Written by A Guest Author February 29th, 2024

9 Things I’ve Learned from 121 Rejections

Isha Jain

When I started submitting to publications, my work was published thrice. I was only submitting to a few publications while studying, and I didn’t bother researching the market for more opportunities.

Last year, I took it seriously and started tracking all my submissions in an Excel file. I have to say, it is disheartening to enter a no every time you receive a rejection, and I got around 121 of those.

But still, you have to move on. Here are some of the things I have learned along the way.

Read through the publication archives 
I know it sounds tedious. And some have their work behind a paywall. But it is always a good idea to read, even a piece or two for gauging if your work would fit with the publication. 

Submit to publications with set themes or prompts 
They will get limited entries, and you will get the opportunity to flex your creative muscles and try something new. My last published piece was exclusive to the theme that the publication had set in their call. But even though it is good to experiment, don’t force yourself to do something you won’t enjoy. For example, I am not fond of writing science fiction. I generally steer away from it. But last month, I got inspired by a prompt and submitted a piece to the publication.

Submit anyway if they say they are open to new things 
If you are unsure, submit anyway if the publication says so. Don’t self-reject. The editors are always looking for something new. As long as you are following the guidelines, and not going completely off the track, submit.

Submit to calls with extended deadlines 
I have been on both sides of the publication. It usually means they have not received the quantity or quality of the writing that they were aiming for. You have increased chances of acceptance if you submit your best writing possible to the place.

Send to the ones with quick response time 
Whenever I have written a genre piece, I always start with places that can let me know quickly whether they would publish it and then move on to the ones with longer response periods. My logic is simple. What if it gets rejected by the latter and then accepted by the former if I do the opposite? It would be time wasted and spent in agony by me.

Submit to places that send back reviews 
Writers often tend to work in isolation and lose objectivity over their pieces. I am one of those too. If a publication offers to send reviews, first be grateful because they have to send out a ton. And then submit to them. Taking the review into account is your prerogative, but it never hurts to have a second opinion. I have taken some and worked on them to make my story better. But I have also disregarded some that didn’t go well with my idea.

As attached as we are to our writing, it is hard to grasp it may not be best for the market the publications cater to. You need to know where some of your writing fits. Not every short story or article you write might be ready for publishing. Only send your best possible work to the publication because everyone else will.

Don’t lose hope 
You will get published. Just keep trying. I pitched to Authors Publish before, and got rejected. So, I tried again till I had something that worked for them. Similarly, I have a list of publications that I want my work to feature in.

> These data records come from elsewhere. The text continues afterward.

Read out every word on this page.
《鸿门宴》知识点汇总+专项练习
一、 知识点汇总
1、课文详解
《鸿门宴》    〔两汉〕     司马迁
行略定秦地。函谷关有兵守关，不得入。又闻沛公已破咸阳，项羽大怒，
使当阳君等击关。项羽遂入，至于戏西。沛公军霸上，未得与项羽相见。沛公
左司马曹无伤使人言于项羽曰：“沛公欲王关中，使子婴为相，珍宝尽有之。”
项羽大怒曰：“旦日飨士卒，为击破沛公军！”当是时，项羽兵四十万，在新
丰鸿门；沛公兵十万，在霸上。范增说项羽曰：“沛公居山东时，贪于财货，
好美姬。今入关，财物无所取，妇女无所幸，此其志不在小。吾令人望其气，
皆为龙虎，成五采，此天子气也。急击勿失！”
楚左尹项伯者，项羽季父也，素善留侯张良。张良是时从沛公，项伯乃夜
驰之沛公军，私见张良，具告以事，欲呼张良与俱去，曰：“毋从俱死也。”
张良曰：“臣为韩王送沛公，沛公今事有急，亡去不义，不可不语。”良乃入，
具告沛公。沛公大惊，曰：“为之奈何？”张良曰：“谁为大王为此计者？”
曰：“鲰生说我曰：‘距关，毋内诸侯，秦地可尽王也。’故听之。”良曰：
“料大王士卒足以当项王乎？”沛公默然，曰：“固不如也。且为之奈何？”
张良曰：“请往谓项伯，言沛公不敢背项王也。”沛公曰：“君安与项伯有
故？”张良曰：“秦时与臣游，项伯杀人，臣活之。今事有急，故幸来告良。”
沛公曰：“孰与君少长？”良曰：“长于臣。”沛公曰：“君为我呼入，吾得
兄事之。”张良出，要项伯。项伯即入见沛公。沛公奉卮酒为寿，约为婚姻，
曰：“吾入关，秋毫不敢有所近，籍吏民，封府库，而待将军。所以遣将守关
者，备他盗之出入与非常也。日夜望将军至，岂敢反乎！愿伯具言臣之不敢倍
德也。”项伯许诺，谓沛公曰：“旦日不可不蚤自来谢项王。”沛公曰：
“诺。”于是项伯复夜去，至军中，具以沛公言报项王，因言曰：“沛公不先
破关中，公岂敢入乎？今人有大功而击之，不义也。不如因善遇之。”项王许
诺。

And I would keep trying with them till that happens.

There is one more tip for those who want to get their work out there and don’t particularly care to get published in an established magazine.

Build your own distribution 
This may mean putting out the work that has not found a place where it was intended for, or writing specifically for your platform. But you can take this route if you do not have the patience for submissions. There are many ways to do so, including starting your blog, or YouTube channel or simply sharing your stories on social media platforms like Instagram. You can find an audience for your stories everywhere.

In the end, the only thing that will help you is to keep reading, learning, and writing to make your stories better.